In order to find an estimate
for the number of balls that are less than 80 grams, we can draw a vertical line
from 80 on the 𝑥-axis until it meets the curve. We then draw a horizontal line
from this point to the 𝑦-axis to allow us to read the corresponding 𝑦-value,
the cumulative frequency. Observing that each minor grid
line on the 𝑦-axis represents a frequency of two, we can give the answer to the
first part of this question. The number of balls less than
80 grams can be estimated as 26 balls.
Although each value on the
cumulative frequency curve represents frequencies that are less than a
particular value, we can still use the curve to find the values for greater than
or equal to values. To estimate the number of balls
that are 130 grams or more, we use the same process. We draw a vertical line from
130 on the 𝑥-axis to the curve and then draw a horizontal line from this point
to the 𝑦-axis. We can read the cumulative
frequency of 78 balls from the 𝑦-axis, which means that 78 balls had a weight
less than 130 grams.
In order to find the number of
balls that had a weight of 130 grams or more, we subtract this from the total
frequency. The total frequency is the
total number of balls that have been weighed. Hence, it is 100. Therefore, we have 100 minus
78, which is equal to 22. The answer to the second part
of the question is that we estimate that there are 22 balls with a weight of 130
grams or more.
In a grouped frequency table, the
groups or classes may be described using different notation. We have seen how a class of 110
dash represents values that are 110 or greater and less than the lower boundary of
the subsequent class. We can also use inequalities to
represent the boundaries in continuous data sets. For example, data representing
heights ℎ may be allocated different intervals written as ℎ is greater than or equal
to 110 and less than 120, as shown. Whilst we have not seen an example
of this type in this video, we would follow the exact same process when calculating
cumulative frequency totals, drawing cumulative frequency graphs, and making
estimations about the data.
We will now summarize the key
points from this video. Cumulative frequency is the sum of
all the previous frequencies up to the current point.

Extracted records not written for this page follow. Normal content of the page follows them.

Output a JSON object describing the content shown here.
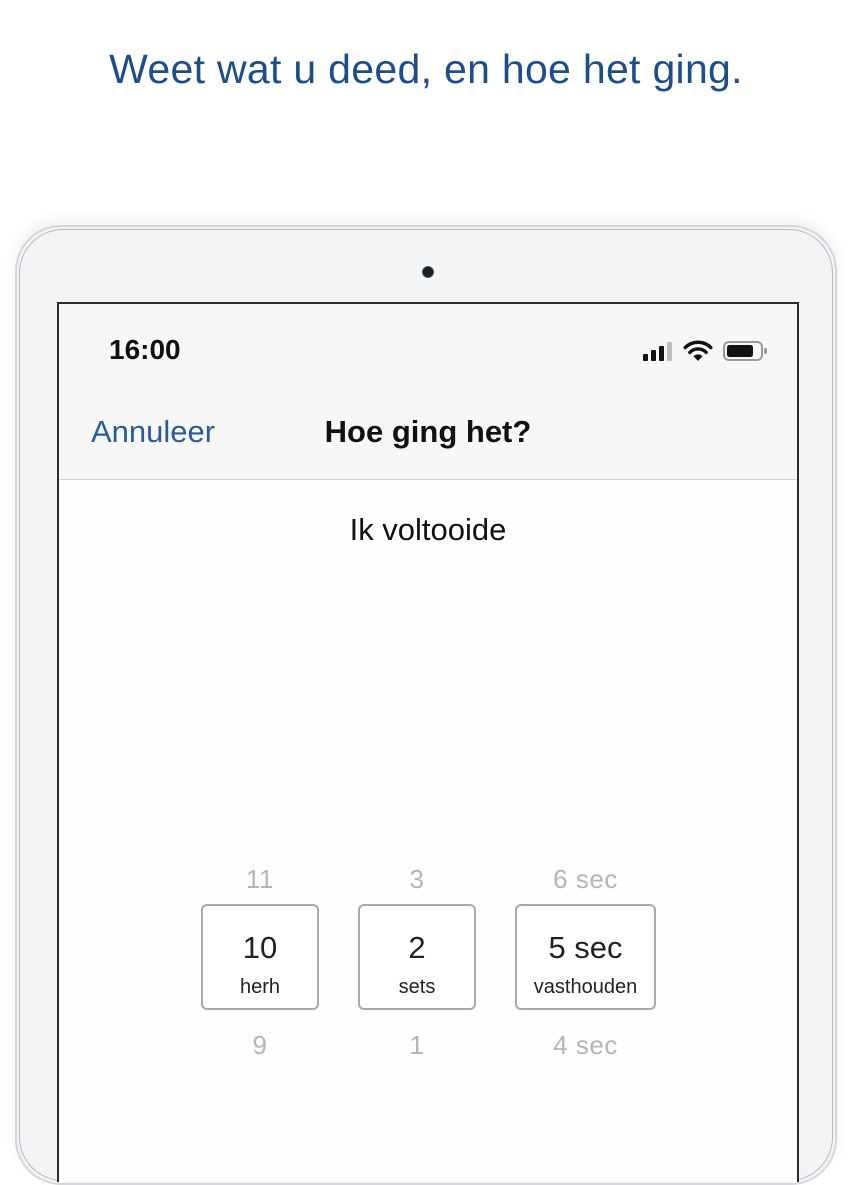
{
  "headline": "Weet wat u deed, en hoe het ging.",
  "status": {
    "time": "16:00"
  },
  "nav": {
    "cancel": "Annuleer",
    "title": "Hoe ging het?"
  },
  "prompt": "Ik voltooide",
  "pickers": {
    "reps": {
      "above": "11",
      "value": "10",
      "unit": "herh",
      "below": "9"
    },
    "sets": {
      "above": "3",
      "value": "2",
      "unit": "sets",
      "below": "1"
    },
    "hold": {
      "above": "6 sec",
      "value": "5 sec",
      "unit": "vasthouden",
      "below": "4 sec"
    }
  }
}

It is often referred to as the
running total of frequencies. To draw a cumulative frequency
graph, we first determine all the cumulative frequency totals for values that are
less than the upper boundary of each class. To plot the coordinates for each
cumulative frequency value, we take the upper boundary of a class as the
𝑥-coordinate and the corresponding cumulative frequency as the 𝑦-coordinate. Any point on a cumulative frequency
curve represents the cumulative frequency of variables that are less than the
corresponding 𝑥-coordinate. To find the frequency of values
that are greater than or equal to any 𝑥-coordinate, we subtract the value of the
𝑦-coordinate from the total frequency.